Involvement of Spring and AOP aside, I'd like to highlight two patterns that are used for web-tier and business-tier components. In general (as it applies to your application) once there are multiple entry points to an application and once all of them require authentication and authorization, you can centralize AA enforcement and encapsulate security mechanisms using a facade or a controller in order to enforce the AA logic across all components and operation within your application.

encapsulating AA logic behind a common interface will make it lot easier to migrate this to any part of the enterprise.

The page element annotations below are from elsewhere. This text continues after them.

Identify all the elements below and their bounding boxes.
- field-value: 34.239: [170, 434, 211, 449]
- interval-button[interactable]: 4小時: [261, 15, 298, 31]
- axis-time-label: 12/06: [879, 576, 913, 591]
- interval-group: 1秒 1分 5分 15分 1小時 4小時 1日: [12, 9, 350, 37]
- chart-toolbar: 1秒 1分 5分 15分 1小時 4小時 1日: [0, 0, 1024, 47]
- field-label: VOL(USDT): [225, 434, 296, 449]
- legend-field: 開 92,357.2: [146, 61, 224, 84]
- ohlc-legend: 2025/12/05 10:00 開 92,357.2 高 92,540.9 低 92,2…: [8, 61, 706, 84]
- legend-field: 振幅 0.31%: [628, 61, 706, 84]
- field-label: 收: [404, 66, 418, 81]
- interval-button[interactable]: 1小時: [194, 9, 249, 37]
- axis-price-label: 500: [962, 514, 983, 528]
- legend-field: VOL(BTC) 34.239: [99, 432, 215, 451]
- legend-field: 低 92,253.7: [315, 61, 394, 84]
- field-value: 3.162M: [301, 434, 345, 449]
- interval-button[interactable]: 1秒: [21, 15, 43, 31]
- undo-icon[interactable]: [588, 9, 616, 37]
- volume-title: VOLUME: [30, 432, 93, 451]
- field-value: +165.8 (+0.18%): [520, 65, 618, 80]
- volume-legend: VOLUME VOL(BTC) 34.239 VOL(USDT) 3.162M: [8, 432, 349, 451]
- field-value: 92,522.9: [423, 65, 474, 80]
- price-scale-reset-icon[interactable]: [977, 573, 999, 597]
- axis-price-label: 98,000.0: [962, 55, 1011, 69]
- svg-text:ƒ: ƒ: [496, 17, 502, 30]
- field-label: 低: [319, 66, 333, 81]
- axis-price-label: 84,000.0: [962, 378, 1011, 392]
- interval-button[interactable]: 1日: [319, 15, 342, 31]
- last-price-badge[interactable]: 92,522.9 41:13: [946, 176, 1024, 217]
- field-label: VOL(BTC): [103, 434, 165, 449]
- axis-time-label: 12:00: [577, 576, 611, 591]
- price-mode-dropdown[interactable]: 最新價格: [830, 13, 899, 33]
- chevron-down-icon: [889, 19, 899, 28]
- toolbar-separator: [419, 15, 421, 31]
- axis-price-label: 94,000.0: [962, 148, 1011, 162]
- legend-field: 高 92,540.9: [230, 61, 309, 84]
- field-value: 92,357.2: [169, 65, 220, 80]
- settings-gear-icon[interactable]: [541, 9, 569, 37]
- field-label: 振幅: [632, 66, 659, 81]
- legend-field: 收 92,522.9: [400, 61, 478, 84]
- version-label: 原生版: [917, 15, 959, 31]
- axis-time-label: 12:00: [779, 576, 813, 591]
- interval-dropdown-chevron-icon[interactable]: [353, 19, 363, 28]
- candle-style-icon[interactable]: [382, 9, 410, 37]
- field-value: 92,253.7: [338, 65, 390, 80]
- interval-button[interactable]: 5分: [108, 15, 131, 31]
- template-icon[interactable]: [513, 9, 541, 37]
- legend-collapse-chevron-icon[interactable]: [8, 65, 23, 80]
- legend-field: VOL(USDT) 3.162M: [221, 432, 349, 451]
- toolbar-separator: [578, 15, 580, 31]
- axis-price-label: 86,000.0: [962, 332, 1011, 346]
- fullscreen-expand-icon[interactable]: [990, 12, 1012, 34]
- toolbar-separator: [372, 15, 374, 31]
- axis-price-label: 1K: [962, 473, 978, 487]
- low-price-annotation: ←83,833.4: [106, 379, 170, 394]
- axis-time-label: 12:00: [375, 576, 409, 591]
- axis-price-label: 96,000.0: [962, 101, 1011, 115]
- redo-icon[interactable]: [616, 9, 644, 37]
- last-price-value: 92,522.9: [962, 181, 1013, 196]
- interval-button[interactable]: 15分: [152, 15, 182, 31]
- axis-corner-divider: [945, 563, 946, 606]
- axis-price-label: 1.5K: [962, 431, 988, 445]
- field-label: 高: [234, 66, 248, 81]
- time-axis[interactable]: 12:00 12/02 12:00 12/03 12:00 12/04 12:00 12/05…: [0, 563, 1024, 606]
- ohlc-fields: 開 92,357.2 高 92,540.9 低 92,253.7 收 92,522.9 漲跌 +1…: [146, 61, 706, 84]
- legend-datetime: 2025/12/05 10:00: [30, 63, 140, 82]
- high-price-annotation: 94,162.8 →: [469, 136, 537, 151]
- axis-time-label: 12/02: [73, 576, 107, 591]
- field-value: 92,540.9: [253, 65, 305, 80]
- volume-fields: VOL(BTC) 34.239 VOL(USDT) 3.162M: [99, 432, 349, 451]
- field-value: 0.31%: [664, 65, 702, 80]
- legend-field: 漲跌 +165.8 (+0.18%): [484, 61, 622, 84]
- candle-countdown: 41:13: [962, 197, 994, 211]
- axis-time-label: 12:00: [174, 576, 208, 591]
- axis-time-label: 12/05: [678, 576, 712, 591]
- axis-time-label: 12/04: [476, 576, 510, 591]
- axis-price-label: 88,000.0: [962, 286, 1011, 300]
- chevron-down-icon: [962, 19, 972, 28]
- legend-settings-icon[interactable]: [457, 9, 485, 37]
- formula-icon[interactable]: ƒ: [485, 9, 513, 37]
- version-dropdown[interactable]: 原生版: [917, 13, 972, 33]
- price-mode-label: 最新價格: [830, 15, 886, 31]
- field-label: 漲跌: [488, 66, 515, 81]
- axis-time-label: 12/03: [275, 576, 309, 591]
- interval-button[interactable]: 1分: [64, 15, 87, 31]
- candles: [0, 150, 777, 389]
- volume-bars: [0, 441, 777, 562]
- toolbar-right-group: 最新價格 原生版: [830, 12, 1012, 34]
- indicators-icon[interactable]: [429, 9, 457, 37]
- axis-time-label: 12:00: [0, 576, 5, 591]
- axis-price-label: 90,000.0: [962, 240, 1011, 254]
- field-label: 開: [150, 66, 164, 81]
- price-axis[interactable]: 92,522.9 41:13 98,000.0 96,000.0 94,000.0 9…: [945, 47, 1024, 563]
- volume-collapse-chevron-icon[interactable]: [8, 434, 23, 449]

there are different strategies to implementation of AA enforcement pattern and
I wish I had an electronic version of my catalog but anyway following could highlight some aspects of authentication and authorization enforcement patterns

https://netfiles.uiuc.edu/mhafiz/www/ResearchandPublications/secpatclassify.pdf

Note that customized implementation of such mechanisms introduces risks and issues  such not being aligned with J2EE standards while the spec recommends prevention from customized and developed implementation of security control mechanism as much as possible and leave the functionality to the framework. At the same time JAAS is highly recommended due to its alignment with standards.

Also when you define you own security control there is a high chance of leaving the application open to attacks.

if you decided to apply this approach, make sure you review the pattern completely and choose the best of that fulfills your application requirements.